Kedisiplinan masyarakat Korea
Selatan juga dalam kehidupan umum, seperti membuang sampah pada tempatnya dan
menggunakan fasilitas umum sebagaimana mestinya. Kota-kota di Korea Selatan
sangat bersih, baik di trotoar, pusat perbelanjaan modern, terminal, halte bus bahkan
di pasar tradisional. Saya punya pengalaman sedikit memalukan soal buang
sampah. Pernah suatu kali saya makan permen sambil menunggu bus di halte. Dengan
santainya saya jatuhkan bungkus permen begitu saja (kebiasaan orang Indonesia
banget). Tiba-tiba seorang anak usia sekitar kelas 4 atau 5 SD menunjuk-nunjuk bungkus permen tadi sambil
mengatakan sesuatu dengan cukup lantang. Walaupun tidak paham Bahasa Korea, saya
langsung mengerti kalau dia marah karena saya buang sampah sembarangan. Dengan muka menahan malu, saya pun
mengambil bungkus permen tadi dan membuangnya ke tempat sampah. Untunglah saat
itu tidak banyak orang yang sedang menunggu bus di halte.

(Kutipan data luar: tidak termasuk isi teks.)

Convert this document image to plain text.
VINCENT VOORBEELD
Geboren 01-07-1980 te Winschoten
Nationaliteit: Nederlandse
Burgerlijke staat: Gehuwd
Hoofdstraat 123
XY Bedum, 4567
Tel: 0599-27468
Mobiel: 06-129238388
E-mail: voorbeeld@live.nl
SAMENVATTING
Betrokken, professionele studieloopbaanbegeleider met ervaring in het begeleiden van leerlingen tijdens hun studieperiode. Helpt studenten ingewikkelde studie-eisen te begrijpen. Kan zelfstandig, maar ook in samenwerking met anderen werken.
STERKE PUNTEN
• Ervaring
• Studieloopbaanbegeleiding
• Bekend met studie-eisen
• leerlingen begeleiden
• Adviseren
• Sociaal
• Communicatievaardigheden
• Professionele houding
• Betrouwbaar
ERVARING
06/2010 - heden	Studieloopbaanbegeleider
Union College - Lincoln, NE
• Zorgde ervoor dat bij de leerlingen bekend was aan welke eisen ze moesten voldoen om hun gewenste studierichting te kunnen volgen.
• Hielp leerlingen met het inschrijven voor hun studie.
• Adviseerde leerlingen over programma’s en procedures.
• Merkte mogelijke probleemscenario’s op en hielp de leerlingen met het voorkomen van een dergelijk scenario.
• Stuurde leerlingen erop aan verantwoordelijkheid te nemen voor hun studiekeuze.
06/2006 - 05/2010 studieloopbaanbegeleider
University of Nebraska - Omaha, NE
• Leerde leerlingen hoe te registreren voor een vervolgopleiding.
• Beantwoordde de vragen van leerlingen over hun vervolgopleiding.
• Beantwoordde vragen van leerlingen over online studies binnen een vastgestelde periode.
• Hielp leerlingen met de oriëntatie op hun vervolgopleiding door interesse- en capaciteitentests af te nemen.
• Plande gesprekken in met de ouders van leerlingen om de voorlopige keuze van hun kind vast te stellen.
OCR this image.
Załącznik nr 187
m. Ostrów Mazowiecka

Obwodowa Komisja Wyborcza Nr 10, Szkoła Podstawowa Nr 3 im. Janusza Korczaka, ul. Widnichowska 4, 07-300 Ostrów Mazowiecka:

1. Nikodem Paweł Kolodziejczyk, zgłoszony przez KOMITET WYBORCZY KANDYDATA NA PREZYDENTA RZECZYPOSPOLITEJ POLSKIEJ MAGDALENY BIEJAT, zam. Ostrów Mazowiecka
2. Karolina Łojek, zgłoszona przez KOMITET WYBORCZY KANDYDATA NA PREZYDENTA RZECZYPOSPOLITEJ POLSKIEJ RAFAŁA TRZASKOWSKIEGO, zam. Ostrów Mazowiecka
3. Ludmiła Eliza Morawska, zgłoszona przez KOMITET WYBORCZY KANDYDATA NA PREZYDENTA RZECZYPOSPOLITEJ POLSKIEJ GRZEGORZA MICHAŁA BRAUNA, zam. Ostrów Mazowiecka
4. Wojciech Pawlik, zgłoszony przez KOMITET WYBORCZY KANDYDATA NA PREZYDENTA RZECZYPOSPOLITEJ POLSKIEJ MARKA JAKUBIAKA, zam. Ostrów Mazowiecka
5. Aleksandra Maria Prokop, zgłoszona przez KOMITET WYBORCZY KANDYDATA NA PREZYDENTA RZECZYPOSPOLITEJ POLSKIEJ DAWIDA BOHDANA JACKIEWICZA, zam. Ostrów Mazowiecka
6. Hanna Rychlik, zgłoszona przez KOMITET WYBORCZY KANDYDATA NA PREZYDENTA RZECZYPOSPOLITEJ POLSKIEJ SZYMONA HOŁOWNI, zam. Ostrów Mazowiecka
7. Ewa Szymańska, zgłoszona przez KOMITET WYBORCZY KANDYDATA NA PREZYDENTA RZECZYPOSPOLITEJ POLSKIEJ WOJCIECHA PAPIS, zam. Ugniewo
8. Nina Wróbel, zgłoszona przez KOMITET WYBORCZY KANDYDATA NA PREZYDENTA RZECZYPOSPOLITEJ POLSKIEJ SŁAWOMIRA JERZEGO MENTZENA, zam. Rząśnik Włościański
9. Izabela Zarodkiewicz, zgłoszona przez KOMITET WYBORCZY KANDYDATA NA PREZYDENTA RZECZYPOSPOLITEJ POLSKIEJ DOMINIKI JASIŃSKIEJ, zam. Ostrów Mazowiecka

Salah satu pusat perbelanjaan modern di Busan. Rapi dan Bersih. |
Di Indonesia, kursi prioritas di
KRL seringkali justru ditempati oleh mereka yang muda dan sehat. Sementara
orang-orang yang memang layak duduk di situ justru harus berdiri. Di Korea, hal
tersebut tidak pernah saya temui. Meskipun tempat duduk prioritas kosong, orang-orang yang masih muda dan
sehat lebih memilih berdiri. Kedispilinan dalam menggunakan fasilitas
umum juga tercermin dalam hal antri. Kita bisa melihat orang-orang antri dengan tertib saat membeli tiket
subway (kereta bawah tanah), membayar
belanjaan, atau menggunakan fasilitas umum tanpa perlu diatur oleh petugas
keamanan.
Nasionalisme tinggi
Masyarakat Korea Selatan sangat
bangga akan identitas bangsanya. Meskipun kemajuan yang mereka peroleh merupakan
hasil belajar dari barat, identitas nasional Korea tidak pernah ditinggalkan. Salah
satu contohnya adalah
penggunaan Huruf Hangul dan Bahasa Korea untuk komunikasi nasional. Kalau Anda
berkunjung Korea, Anda akan menemui penunjuk arah, nama jalan, dan semua papan
nama dengan Huruf Hangul. Tapi jangan khawatir kalau Anda tidak bisa membaca
Huruf Hangul, petunjuk jalan
utama dan fasilitas umum rata-rata mencantumkan huruf latin di bawah versi
Hangul-nya.
Salah satu sudut Kota Changwon. Semua papan nama menggunakan Huruf Hangul. |
Cinta produk dalam negeri
Industri Korea Selatan tidak akan
maju kalau masyarakatnya tidak mau memakai produk-produk dalam negeri. Hampir
semua mobil yang beredar di jalanan Korea Selatan adalah merk Korea seperti
Hyundai, Kia, Daewoo, Sangnyong, atau Samsung-Renault. Merk mobil asing yang
cukup banyak hanya Chevrolet. Begitu
pula dengan motor. Merk-merk yang beredar kebanyakan hanya Daelim dan Hyosung. Bagaimana
dengn mobil dan motor Jepang?
Hampir tidak ada. Penjajahan Jepang di masa lalu menimbulkan sentimen
tersendiri terhadap produk Jepang. Selain mobil, HP yang dipakai orang Korea
juga sebagian besar merk Samsung dan LG. Apple merupakan merk asing yang cukup sukses merebut hati
masyarakat Korea. Produk-produk elektronik lain seperti mesin cuci, kulkas, AC,
setrika, microwave, hingga laptop hampir semuanya bermerk LG dan Samsung.